Faculty > Andley

Usha P. Andley, Ph.D.

 

Associate Professor, Ophthalmology and Visual Sciences
Assistant Professor, Biochemistry and Molecular Biophysics
(314) 362-7167

B.Sc. Chemistry, Delhi University, Delhi, India (1970); M.Sc. Chemistry, Delhi University, Delhi, India (1972); Ph.D. Biochemistry, Jawaharlal Nehru University, New Delhi, India (1977); Fellow, Biochemistry of the Eye, Harvard Medical School (1977-1979)

Research Area:

Cataract

Research Interests:

Molecular biology of lens epithelial cells and stress proteins

My laboratory studies the biochemical basis of human cataract formation. Several approaches are being used at understanding the function of a-crystallin, a major protein of the lens and a member of the small heat shock protein family of molecular chaperones. This protein, composed of two gene products aA and aB, plays important roles in the lens and other tissues. Mutations in aA and aB-crystallins form the basis of several hereditary cataracts. The laboratory is using gene transfer and knockout models to understand the function of a-crystallin in the lens epithelium. Previously it was thought that aA acted simply as a sink for unfolding proteins in lens fiber cells. However, recent work showed that lens epithelial cultures of aA knockout mice have vastly slower growth and an altered cell cycle distribution, and these findings may explain why the aA null lenses are smaller than controls. It was also found that lens epithelial cells derived from aB null mice transform at a higher rate and demonstrate very much increased proliferation and genomic instability. These new finding indicate that aA and aB may be involved in changing the regulation of the cell cycle. Studies now focus on visualizing DNA synthesizing cells in vivo in the aA and aB knockout mice, and to examine the interaction of aA and aB with cell cycle proteins. These studies use confocal microscopy, flow cytometric and biochemical techniques to study the role of a-crystallin in the cell cycle. Genes encoding GFP-tagged a-crystallin are being introduced into lens epithelial cells. Time-lapse video microscopy can then be used to visualize the protein in living cells. Other studies focus on the role of aA in the cross talk between cell proliferation and apoptosis in the lens epithelium.

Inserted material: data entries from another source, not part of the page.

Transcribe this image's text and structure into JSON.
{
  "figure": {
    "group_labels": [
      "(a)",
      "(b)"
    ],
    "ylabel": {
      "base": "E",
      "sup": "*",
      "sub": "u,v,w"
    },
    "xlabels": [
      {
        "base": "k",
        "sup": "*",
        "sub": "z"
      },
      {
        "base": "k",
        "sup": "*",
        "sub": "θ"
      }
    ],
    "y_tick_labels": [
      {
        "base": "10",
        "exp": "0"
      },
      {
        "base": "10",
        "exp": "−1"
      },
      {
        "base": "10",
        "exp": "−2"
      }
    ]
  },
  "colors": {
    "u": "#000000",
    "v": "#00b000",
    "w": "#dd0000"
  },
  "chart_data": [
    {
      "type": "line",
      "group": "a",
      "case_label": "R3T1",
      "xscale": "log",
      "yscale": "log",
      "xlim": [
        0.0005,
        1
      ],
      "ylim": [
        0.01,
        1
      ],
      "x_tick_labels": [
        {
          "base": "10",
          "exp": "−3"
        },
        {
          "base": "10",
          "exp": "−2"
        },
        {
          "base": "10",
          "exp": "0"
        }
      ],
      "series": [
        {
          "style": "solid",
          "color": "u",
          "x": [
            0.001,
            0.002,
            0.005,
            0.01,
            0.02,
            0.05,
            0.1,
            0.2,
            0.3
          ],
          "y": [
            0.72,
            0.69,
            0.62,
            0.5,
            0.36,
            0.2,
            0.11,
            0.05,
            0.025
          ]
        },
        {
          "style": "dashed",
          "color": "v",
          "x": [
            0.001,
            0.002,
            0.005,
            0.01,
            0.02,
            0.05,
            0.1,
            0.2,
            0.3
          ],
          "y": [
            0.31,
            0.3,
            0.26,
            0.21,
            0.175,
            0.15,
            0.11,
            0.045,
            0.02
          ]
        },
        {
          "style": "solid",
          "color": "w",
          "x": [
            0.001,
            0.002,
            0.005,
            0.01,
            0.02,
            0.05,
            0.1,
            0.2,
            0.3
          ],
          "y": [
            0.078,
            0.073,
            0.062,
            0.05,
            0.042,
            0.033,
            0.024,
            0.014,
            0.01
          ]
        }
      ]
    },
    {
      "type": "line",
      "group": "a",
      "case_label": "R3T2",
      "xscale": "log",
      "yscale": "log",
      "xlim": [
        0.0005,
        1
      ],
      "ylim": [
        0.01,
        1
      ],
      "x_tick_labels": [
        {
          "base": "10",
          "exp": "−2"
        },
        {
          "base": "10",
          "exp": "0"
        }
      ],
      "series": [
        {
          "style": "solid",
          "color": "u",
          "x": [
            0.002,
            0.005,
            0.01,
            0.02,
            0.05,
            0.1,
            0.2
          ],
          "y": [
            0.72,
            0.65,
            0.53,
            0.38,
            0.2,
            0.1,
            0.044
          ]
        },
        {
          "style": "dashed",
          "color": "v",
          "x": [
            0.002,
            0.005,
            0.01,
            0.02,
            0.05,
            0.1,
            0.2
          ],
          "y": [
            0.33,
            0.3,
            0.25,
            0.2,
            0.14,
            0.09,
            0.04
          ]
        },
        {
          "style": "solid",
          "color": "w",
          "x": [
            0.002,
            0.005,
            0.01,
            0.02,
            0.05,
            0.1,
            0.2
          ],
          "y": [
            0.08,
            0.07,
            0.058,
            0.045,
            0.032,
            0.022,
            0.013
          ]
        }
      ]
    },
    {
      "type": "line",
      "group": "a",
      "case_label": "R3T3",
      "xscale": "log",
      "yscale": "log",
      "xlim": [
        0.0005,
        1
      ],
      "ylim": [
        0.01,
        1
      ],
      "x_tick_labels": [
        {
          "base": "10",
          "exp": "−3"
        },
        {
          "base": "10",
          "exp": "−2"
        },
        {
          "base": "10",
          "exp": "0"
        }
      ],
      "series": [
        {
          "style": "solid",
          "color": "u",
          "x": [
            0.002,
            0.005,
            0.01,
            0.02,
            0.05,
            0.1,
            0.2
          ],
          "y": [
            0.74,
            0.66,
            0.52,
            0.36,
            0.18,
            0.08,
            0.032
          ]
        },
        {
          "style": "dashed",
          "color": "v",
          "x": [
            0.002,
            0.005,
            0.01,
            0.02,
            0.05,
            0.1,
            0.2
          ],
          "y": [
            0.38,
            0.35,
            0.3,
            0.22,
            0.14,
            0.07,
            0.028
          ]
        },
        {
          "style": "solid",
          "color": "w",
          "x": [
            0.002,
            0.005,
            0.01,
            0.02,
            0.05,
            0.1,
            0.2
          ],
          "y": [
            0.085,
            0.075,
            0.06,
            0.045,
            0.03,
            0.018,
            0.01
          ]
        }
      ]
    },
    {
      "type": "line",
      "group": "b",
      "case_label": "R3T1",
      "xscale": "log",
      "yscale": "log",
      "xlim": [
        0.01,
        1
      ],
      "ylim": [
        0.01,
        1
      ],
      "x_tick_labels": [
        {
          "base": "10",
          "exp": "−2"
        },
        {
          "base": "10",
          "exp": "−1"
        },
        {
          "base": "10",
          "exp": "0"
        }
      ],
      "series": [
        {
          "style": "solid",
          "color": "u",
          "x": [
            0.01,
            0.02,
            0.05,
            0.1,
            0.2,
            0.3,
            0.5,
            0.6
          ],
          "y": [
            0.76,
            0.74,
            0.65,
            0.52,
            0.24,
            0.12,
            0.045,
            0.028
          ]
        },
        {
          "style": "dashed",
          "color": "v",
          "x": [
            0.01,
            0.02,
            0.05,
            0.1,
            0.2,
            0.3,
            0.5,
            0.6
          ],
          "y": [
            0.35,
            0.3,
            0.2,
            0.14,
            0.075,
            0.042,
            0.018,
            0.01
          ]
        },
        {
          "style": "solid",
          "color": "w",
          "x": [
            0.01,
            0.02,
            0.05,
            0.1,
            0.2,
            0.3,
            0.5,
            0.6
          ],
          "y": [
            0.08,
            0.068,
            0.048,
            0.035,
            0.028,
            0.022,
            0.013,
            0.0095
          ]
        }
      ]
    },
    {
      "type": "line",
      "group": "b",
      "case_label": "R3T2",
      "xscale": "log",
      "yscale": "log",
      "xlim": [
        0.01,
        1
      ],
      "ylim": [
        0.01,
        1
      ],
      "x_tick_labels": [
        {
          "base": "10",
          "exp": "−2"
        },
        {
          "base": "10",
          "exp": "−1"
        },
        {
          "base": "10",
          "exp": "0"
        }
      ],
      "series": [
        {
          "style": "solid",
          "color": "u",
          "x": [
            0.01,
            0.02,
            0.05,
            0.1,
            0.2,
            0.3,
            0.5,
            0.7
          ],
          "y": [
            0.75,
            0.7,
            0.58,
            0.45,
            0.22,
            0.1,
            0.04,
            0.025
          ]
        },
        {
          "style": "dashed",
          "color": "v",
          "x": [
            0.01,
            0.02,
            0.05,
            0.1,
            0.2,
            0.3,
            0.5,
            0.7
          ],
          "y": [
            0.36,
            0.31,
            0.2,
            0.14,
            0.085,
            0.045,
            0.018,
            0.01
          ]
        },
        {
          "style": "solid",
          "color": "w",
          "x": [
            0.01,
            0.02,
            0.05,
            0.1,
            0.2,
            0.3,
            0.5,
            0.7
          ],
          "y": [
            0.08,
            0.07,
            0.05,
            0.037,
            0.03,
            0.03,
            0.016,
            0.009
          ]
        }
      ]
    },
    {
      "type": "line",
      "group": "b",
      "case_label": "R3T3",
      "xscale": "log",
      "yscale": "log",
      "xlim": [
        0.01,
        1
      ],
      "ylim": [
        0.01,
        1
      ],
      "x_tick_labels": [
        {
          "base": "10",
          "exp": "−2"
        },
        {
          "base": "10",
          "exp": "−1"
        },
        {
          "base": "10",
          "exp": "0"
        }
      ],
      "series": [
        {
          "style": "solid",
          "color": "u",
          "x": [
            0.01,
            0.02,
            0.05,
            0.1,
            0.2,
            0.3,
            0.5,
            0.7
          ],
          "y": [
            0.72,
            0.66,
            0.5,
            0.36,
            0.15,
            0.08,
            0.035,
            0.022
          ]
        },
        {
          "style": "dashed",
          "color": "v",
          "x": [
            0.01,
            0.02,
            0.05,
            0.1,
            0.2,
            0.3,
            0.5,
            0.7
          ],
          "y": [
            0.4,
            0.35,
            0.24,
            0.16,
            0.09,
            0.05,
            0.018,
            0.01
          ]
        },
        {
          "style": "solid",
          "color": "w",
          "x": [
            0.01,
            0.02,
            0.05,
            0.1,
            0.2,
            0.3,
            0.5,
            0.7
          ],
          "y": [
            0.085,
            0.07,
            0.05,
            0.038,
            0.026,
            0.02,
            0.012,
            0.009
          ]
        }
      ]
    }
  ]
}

In a related project, my laboratory is examining the protective phenotype conferred by the expression of this protein in lens epithelial cells, and the effect of specific mutations associated with hereditary cataract on the protective function of a-crystallin. Ongoing studies on the mechanisms of cataract formation are also being pursued through gene chip microarray studies.

Selected Publications:

1. Bai F, Xi JH, Wawrousek, EF, Fleming TP, Andley UP. Hyperproliferationand p53 status of lens epithelial cells derived from aB-crystallin knockout mice. J Biol Chem 2003 278:36876-36886
2. Mackay DS, Andley, UP, Sheils A. Cell death triggered by a novel mutation in the aA-crystallin gene underlies autosomal dominant cataract linked to chromosome 21q. Eur J Hum Genet 2003 11:784-793
3. Xi JH, Farjo R, Ker, TS, Swaroop A, Andley UP. A comprehensive analysis of the expression of crystallin genes in mouse retinas. Mol Vis 2003 9:410-419.
4. Xi JH, Bai F, Andley UA. Reduced survival of lens epithelial cells in the aA-crystallin knockout mouse. J Cell Sci 2003 116:1076-1085.